Even as car makers are snapping up lidar technology firms in an effort to build vertically integrated, full-stack systems for autonomous vehicles, two recent joint-venture announcements highlight other roles for optics and photonics in the cars of the future.
Denso and FotoNation
In mid-October, the worldwide automotive components and technology supplier Denso, headquartered in Japan, and the FotoNation image-recognition subsidiary of the Silicon Valley-based tech company Xperi announced a joint venture to develop cabin-sensing software and systems particularly targeted to Level 3 (“eyes off”) autonomous vehicles. The goal of the venture, according to Denso, is to “achieve the world’s most sophisticated driver status detection,” particularly by enabling robust face recognition that’s resistant to confounding factors like changes in lighting, facial coverings and sunglasses.
To achieve the goal, the venture plans to press into service FotoNation’s previous work in face-recognition software and neural-net computing, combining it with Denso’s experience in driver-status-monitoring systems.
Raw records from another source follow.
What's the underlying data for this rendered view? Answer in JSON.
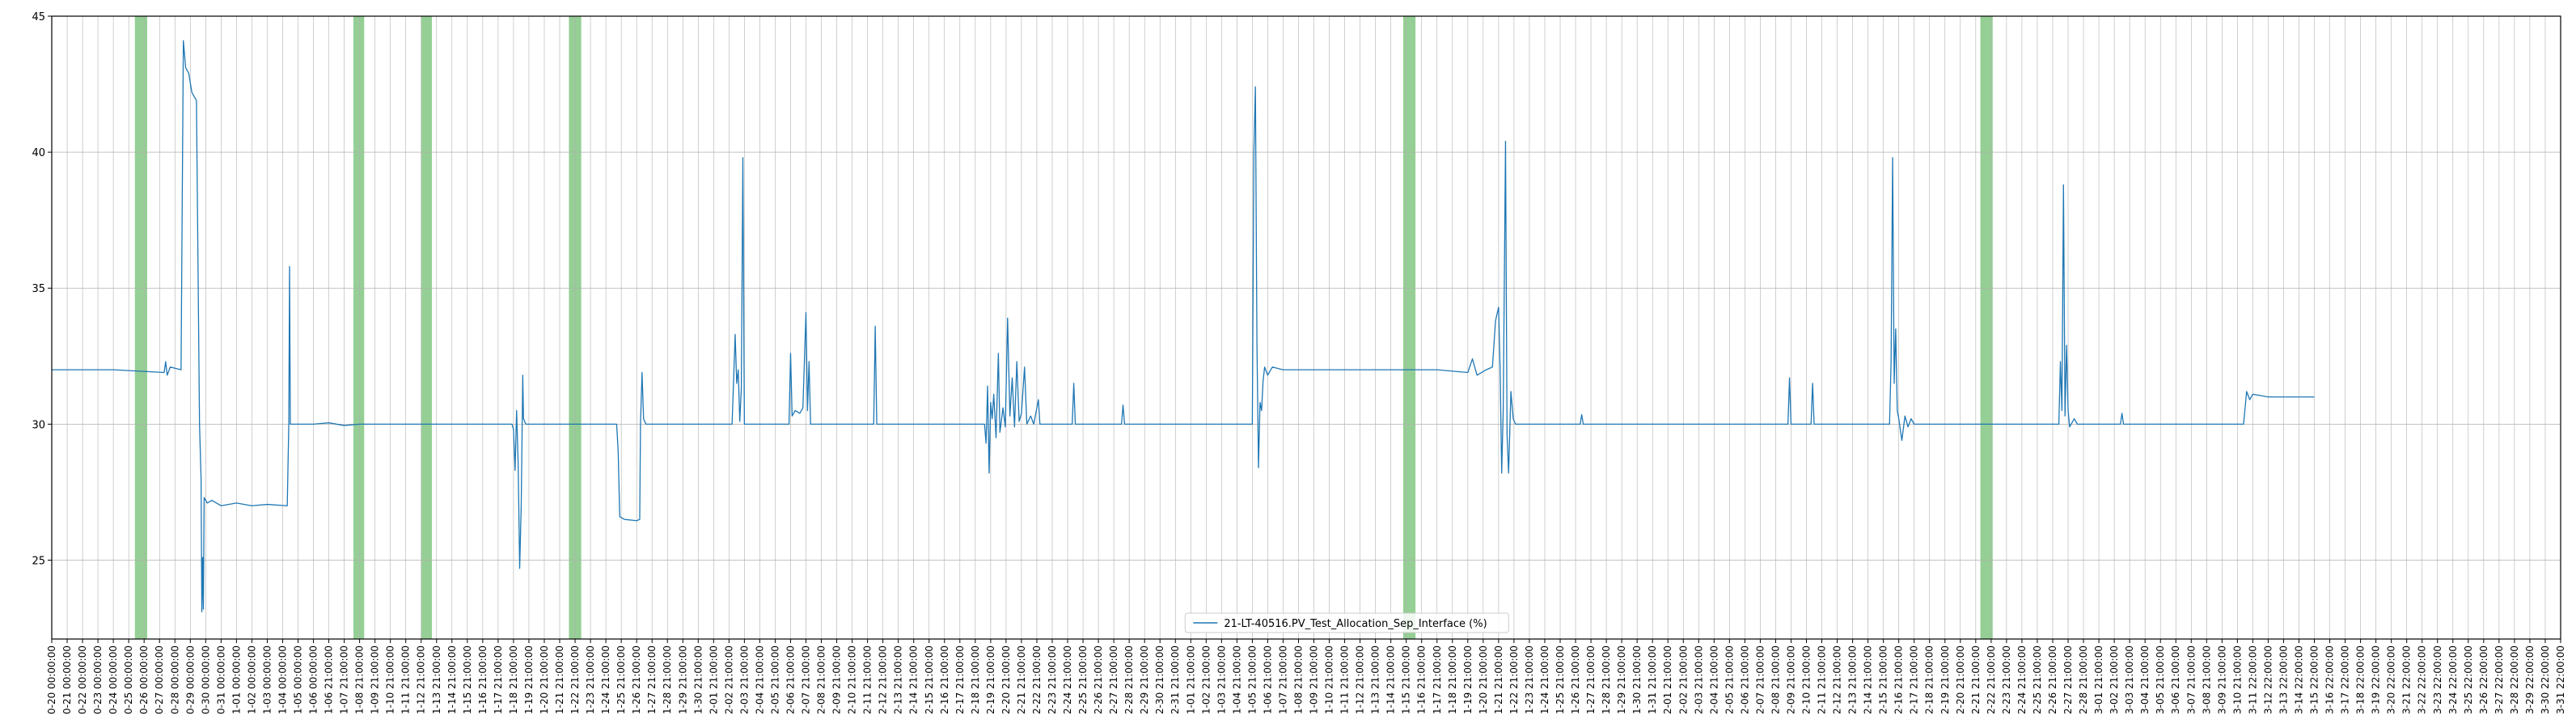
{
  "chart_data": {
    "type": "line",
    "title": "",
    "xlabel": "",
    "ylabel": "",
    "ylim": [
      22.1,
      45.0
    ],
    "yticks": [
      25,
      30,
      35,
      40,
      45
    ],
    "grid": true,
    "legend_placement": "bottom-center",
    "series": [
      {
        "name": "21-LT-40516.PV_Test_Allocation_Sep_Interface (%)",
        "color": "#1f77b4",
        "points": [
          [
            0,
            32.0
          ],
          [
            4,
            32.0
          ],
          [
            7.3,
            31.9
          ],
          [
            7.4,
            32.3
          ],
          [
            7.5,
            31.8
          ],
          [
            7.7,
            32.1
          ],
          [
            8.4,
            32.0
          ],
          [
            8.55,
            44.1
          ],
          [
            8.7,
            43.1
          ],
          [
            8.9,
            42.9
          ],
          [
            9.1,
            42.2
          ],
          [
            9.4,
            41.9
          ],
          [
            9.6,
            30.0
          ],
          [
            9.7,
            28.0
          ],
          [
            9.75,
            23.1
          ],
          [
            9.8,
            25.1
          ],
          [
            9.85,
            23.2
          ],
          [
            9.9,
            27.3
          ],
          [
            10.1,
            27.1
          ],
          [
            10.4,
            27.2
          ],
          [
            11.0,
            27.0
          ],
          [
            12.0,
            27.1
          ],
          [
            13.0,
            27.0
          ],
          [
            14.0,
            27.05
          ],
          [
            15.3,
            27.0
          ],
          [
            15.4,
            30.0
          ],
          [
            15.45,
            35.8
          ],
          [
            15.5,
            30.0
          ],
          [
            17,
            30.0
          ],
          [
            18,
            30.05
          ],
          [
            19,
            29.95
          ],
          [
            20,
            30.0
          ],
          [
            28.0,
            30.0
          ],
          [
            29.9,
            30.0
          ],
          [
            30.0,
            29.8
          ],
          [
            30.1,
            28.3
          ],
          [
            30.2,
            30.5
          ],
          [
            30.3,
            28.6
          ],
          [
            30.4,
            24.7
          ],
          [
            30.5,
            27.0
          ],
          [
            30.6,
            31.8
          ],
          [
            30.65,
            30.2
          ],
          [
            30.8,
            30.0
          ],
          [
            31,
            30.0
          ],
          [
            36.7,
            30.0
          ],
          [
            36.8,
            29.0
          ],
          [
            36.9,
            26.6
          ],
          [
            37.2,
            26.5
          ],
          [
            38.0,
            26.45
          ],
          [
            38.2,
            26.5
          ],
          [
            38.25,
            30.0
          ],
          [
            38.35,
            31.9
          ],
          [
            38.45,
            30.2
          ],
          [
            38.6,
            30.0
          ],
          [
            40,
            30.0
          ],
          [
            41,
            30.0
          ],
          [
            44.2,
            30.0
          ],
          [
            44.4,
            33.3
          ],
          [
            44.5,
            31.5
          ],
          [
            44.6,
            32.0
          ],
          [
            44.7,
            30.1
          ],
          [
            44.8,
            31.3
          ],
          [
            44.9,
            39.8
          ],
          [
            45.0,
            30.0
          ],
          [
            47.9,
            30.0
          ],
          [
            48.0,
            32.6
          ],
          [
            48.1,
            30.3
          ],
          [
            48.3,
            30.5
          ],
          [
            48.6,
            30.4
          ],
          [
            48.8,
            30.6
          ],
          [
            49.0,
            34.1
          ],
          [
            49.1,
            30.5
          ],
          [
            49.2,
            32.3
          ],
          [
            49.3,
            30.0
          ],
          [
            51,
            30.0
          ],
          [
            53.4,
            30.0
          ],
          [
            53.5,
            33.6
          ],
          [
            53.6,
            30.0
          ],
          [
            55,
            30.0
          ],
          [
            60.6,
            30.0
          ],
          [
            60.7,
            29.3
          ],
          [
            60.8,
            31.4
          ],
          [
            60.9,
            28.2
          ],
          [
            61.0,
            30.8
          ],
          [
            61.1,
            30.2
          ],
          [
            61.2,
            31.1
          ],
          [
            61.35,
            29.5
          ],
          [
            61.5,
            32.6
          ],
          [
            61.6,
            29.7
          ],
          [
            61.8,
            30.6
          ],
          [
            61.95,
            29.9
          ],
          [
            62.1,
            33.9
          ],
          [
            62.25,
            30.3
          ],
          [
            62.4,
            31.7
          ],
          [
            62.55,
            29.9
          ],
          [
            62.7,
            32.3
          ],
          [
            62.85,
            30.1
          ],
          [
            63.0,
            30.4
          ],
          [
            63.2,
            32.1
          ],
          [
            63.35,
            30.0
          ],
          [
            63.6,
            30.3
          ],
          [
            63.8,
            30.0
          ],
          [
            64.1,
            30.9
          ],
          [
            64.2,
            30.0
          ],
          [
            65,
            30.0
          ],
          [
            66.3,
            30.0
          ],
          [
            66.4,
            31.5
          ],
          [
            66.5,
            30.0
          ],
          [
            68,
            30.0
          ],
          [
            69.5,
            30.0
          ],
          [
            69.6,
            30.7
          ],
          [
            69.7,
            30.0
          ],
          [
            75,
            30.0
          ],
          [
            78.0,
            30.0
          ],
          [
            78.1,
            40.0
          ],
          [
            78.2,
            42.4
          ],
          [
            78.3,
            33.0
          ],
          [
            78.4,
            28.4
          ],
          [
            78.5,
            30.8
          ],
          [
            78.6,
            30.5
          ],
          [
            78.7,
            31.6
          ],
          [
            78.8,
            32.1
          ],
          [
            79.0,
            31.8
          ],
          [
            79.3,
            32.1
          ],
          [
            80,
            32.0
          ],
          [
            85,
            32.0
          ],
          [
            90,
            32.0
          ],
          [
            92.0,
            31.9
          ],
          [
            92.3,
            32.4
          ],
          [
            92.6,
            31.8
          ],
          [
            93.2,
            32.0
          ],
          [
            93.6,
            32.1
          ],
          [
            93.8,
            33.8
          ],
          [
            94.0,
            34.3
          ],
          [
            94.1,
            32.0
          ],
          [
            94.2,
            28.2
          ],
          [
            94.3,
            30.5
          ],
          [
            94.45,
            40.4
          ],
          [
            94.55,
            29.6
          ],
          [
            94.65,
            28.2
          ],
          [
            94.8,
            31.2
          ],
          [
            94.95,
            30.2
          ],
          [
            95.1,
            30.0
          ],
          [
            96,
            30.0
          ],
          [
            99.3,
            30.0
          ],
          [
            99.4,
            30.35
          ],
          [
            99.5,
            30.0
          ],
          [
            104,
            30.0
          ],
          [
            112.8,
            30.0
          ],
          [
            112.9,
            31.7
          ],
          [
            113.0,
            30.0
          ],
          [
            114.3,
            30.0
          ],
          [
            114.4,
            31.5
          ],
          [
            114.5,
            30.0
          ],
          [
            119.4,
            30.0
          ],
          [
            119.5,
            32.3
          ],
          [
            119.6,
            39.8
          ],
          [
            119.7,
            31.5
          ],
          [
            119.8,
            33.5
          ],
          [
            119.9,
            30.5
          ],
          [
            120.0,
            30.2
          ],
          [
            120.2,
            29.4
          ],
          [
            120.4,
            30.3
          ],
          [
            120.6,
            29.9
          ],
          [
            120.8,
            30.2
          ],
          [
            121,
            30.0
          ],
          [
            125,
            30.0
          ],
          [
            130,
            30.0
          ],
          [
            130.4,
            30.0
          ],
          [
            130.5,
            32.3
          ],
          [
            130.6,
            30.5
          ],
          [
            130.7,
            38.8
          ],
          [
            130.8,
            30.3
          ],
          [
            130.9,
            32.9
          ],
          [
            131.0,
            30.5
          ],
          [
            131.1,
            29.9
          ],
          [
            131.4,
            30.2
          ],
          [
            131.6,
            30.0
          ],
          [
            133,
            30.0
          ],
          [
            134.4,
            30.0
          ],
          [
            134.5,
            30.4
          ],
          [
            134.6,
            30.0
          ],
          [
            140,
            30.0
          ],
          [
            142.4,
            30.0
          ],
          [
            142.6,
            31.2
          ],
          [
            142.8,
            30.9
          ],
          [
            143.0,
            31.1
          ],
          [
            144,
            31.0
          ],
          [
            146,
            31.0
          ],
          [
            147.0,
            31.0
          ]
        ]
      }
    ],
    "shaded_bands": [
      [
        5.4,
        6.2
      ],
      [
        19.6,
        20.3
      ],
      [
        24.0,
        24.7
      ],
      [
        33.6,
        34.4
      ],
      [
        87.8,
        88.6
      ],
      [
        125.3,
        126.1
      ]
    ],
    "shaded_color": "#2ca02c",
    "x_tick_labels": [
      "0-20 00:00:00",
      "0-21 00:00:00",
      "0-22 00:00:00",
      "0-23 00:00:00",
      "0-24 00:00:00",
      "0-25 00:00:00",
      "0-26 00:00:00",
      "0-27 00:00:00",
      "0-28 00:00:00",
      "0-29 00:00:00",
      "0-30 00:00:00",
      "0-31 00:00:00",
      "1-01 00:00:00",
      "1-02 00:00:00",
      "1-03 00:00:00",
      "1-04 00:00:00",
      "1-05 00:00:00",
      "1-06 00:00:00",
      "1-06 21:00:00",
      "1-07 21:00:00",
      "1-08 21:00:00",
      "1-09 21:00:00",
      "1-10 21:00:00",
      "1-11 21:00:00",
      "1-12 21:00:00",
      "1-13 21:00:00",
      "1-14 21:00:00",
      "1-15 21:00:00",
      "1-16 21:00:00",
      "1-17 21:00:00",
      "1-18 21:00:00",
      "1-19 21:00:00",
      "1-20 21:00:00",
      "1-21 21:00:00",
      "1-22 21:00:00",
      "1-23 21:00:00",
      "1-24 21:00:00",
      "1-25 21:00:00",
      "1-26 21:00:00",
      "1-27 21:00:00",
      "1-28 21:00:00",
      "1-29 21:00:00",
      "1-30 21:00:00",
      "2-01 21:00:00",
      "2-02 21:00:00",
      "2-03 21:00:00",
      "2-04 21:00:00",
      "2-05 21:00:00",
      "2-06 21:00:00",
      "2-07 21:00:00",
      "2-08 21:00:00",
      "2-09 21:00:00",
      "2-10 21:00:00",
      "2-11 21:00:00",
      "2-12 21:00:00",
      "2-13 21:00:00",
      "2-14 21:00:00",
      "2-15 21:00:00",
      "2-16 21:00:00",
      "2-17 21:00:00",
      "2-18 21:00:00",
      "2-19 21:00:00",
      "2-20 21:00:00",
      "2-21 21:00:00",
      "2-22 21:00:00",
      "2-23 21:00:00",
      "2-24 21:00:00",
      "2-25 21:00:00",
      "2-26 21:00:00",
      "2-27 21:00:00",
      "2-28 21:00:00",
      "2-29 21:00:00",
      "2-30 21:00:00",
      "2-31 21:00:00",
      "1-01 21:00:00",
      "1-02 21:00:00",
      "1-03 21:00:00",
      "1-04 21:00:00",
      "1-05 21:00:00",
      "1-06 21:00:00",
      "1-07 21:00:00",
      "1-08 21:00:00",
      "1-09 21:00:00",
      "1-10 21:00:00",
      "1-11 21:00:00",
      "1-12 21:00:00",
      "1-13 21:00:00",
      "1-14 21:00:00",
      "1-15 21:00:00",
      "1-16 21:00:00",
      "1-17 21:00:00",
      "1-18 21:00:00",
      "1-19 21:00:00",
      "1-20 21:00:00",
      "1-21 21:00:00",
      "1-22 21:00:00",
      "1-23 21:00:00",
      "1-24 21:00:00",
      "1-25 21:00:00",
      "1-26 21:00:00",
      "1-27 21:00:00",
      "1-28 21:00:00",
      "1-29 21:00:00",
      "1-30 21:00:00",
      "1-31 21:00:00",
      "2-01 21:00:00",
      "2-02 21:00:00",
      "2-03 21:00:00",
      "2-04 21:00:00",
      "2-05 21:00:00",
      "2-06 21:00:00",
      "2-07 21:00:00",
      "2-08 21:00:00",
      "2-09 21:00:00",
      "2-10 21:00:00",
      "2-11 21:00:00",
      "2-12 21:00:00",
      "2-13 21:00:00",
      "2-14 21:00:00",
      "2-15 21:00:00",
      "2-16 21:00:00",
      "2-17 21:00:00",
      "2-18 21:00:00",
      "2-19 21:00:00",
      "2-20 21:00:00",
      "2-21 21:00:00",
      "2-22 21:00:00",
      "2-23 21:00:00",
      "2-24 21:00:00",
      "2-25 21:00:00",
      "2-26 21:00:00",
      "2-27 21:00:00",
      "2-28 21:00:00",
      "3-01 21:00:00",
      "3-02 21:00:00",
      "3-03 21:00:00",
      "3-04 21:00:00",
      "3-05 21:00:00",
      "3-06 21:00:00",
      "3-07 21:00:00",
      "3-08 21:00:00",
      "3-09 21:00:00",
      "3-10 21:00:00",
      "3-11 22:00:00",
      "3-12 22:00:00",
      "3-13 22:00:00",
      "3-14 22:00:00",
      "3-15 22:00:00",
      "3-16 22:00:00",
      "3-17 22:00:00",
      "3-18 22:00:00",
      "3-19 22:00:00",
      "3-20 22:00:00",
      "3-21 22:00:00",
      "3-22 22:00:00",
      "3-23 22:00:00",
      "3-24 22:00:00",
      "3-25 22:00:00",
      "3-26 22:00:00",
      "3-27 22:00:00",
      "3-28 22:00:00",
      "3-29 22:00:00",
      "3-30 22:00:00",
      "3-31 22:00:00"
    ]
  }
}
Denso has marketed the latter systems since 2014 mainly to truck and bus fleets, where the technology focuses on sensing signs of driver drowsiness and sounding an alert if the driver seems to be falling asleep at the wheel.
The more ambitious goal of the Denso–FotoNation venture will be to craft a system that can integrate a fuller, more continuous picture—and an AI-driven understanding—of the driver’s state, factoring in such data as gaze direction and even facial expression. This, the companies suggested in a press release, could “accelerate the development of next-generation products to be used in passenger vehicles, including a system to help drivers return to driving mode during Level 3 of autonomous drive.”
Osram and Continental
In a different automotive sphere, in early November, the German-based lighting company Osram and the German auto parts company Continental announced that they’ve teamed up in a venture to push forward smart-lighting technology for next-gen vehicles. The objective of the venture, Osram Continental GmbH, is, according to the companies, to “generate annual sales in the mid-triple-digit-million-euro range with a workforce of around 1,500 employees and 17 locations worldwide.”
The venture hopes to achieve these lofty goals by melding Osram’s expertise in solid-state lighting with Continental’s growing presence in automotive electronics and software technology, honed through recent work for customers such as Volkswagen and Daimler. Osram will, in fact, transfer its entire automotive solid-state lighting module business over to the joint venture, while Continental will drop the light control business from its body-and-security unit into the mix. Osram and Continental will each own a 50 percent stake in the venture, which will operate as a stand-alone entity.
The Osram–Continental venture expects to focus particularly on “end-to-end, innovative lighting solutions” for headlight and taillight applications, according to a press release. Stefan Kampmann, the chief technology officer of Osram’s lighting business, said in the release that, by combining his company’s lighting expertise with Continental’s software and electronics experience, the joint venture would “create a forward-looking company for digital automotive lighting.” And Helmut Matschi, a member of Continental’s executive board, argued that the venture “will systematically combine these two areas and raise them to a new level.”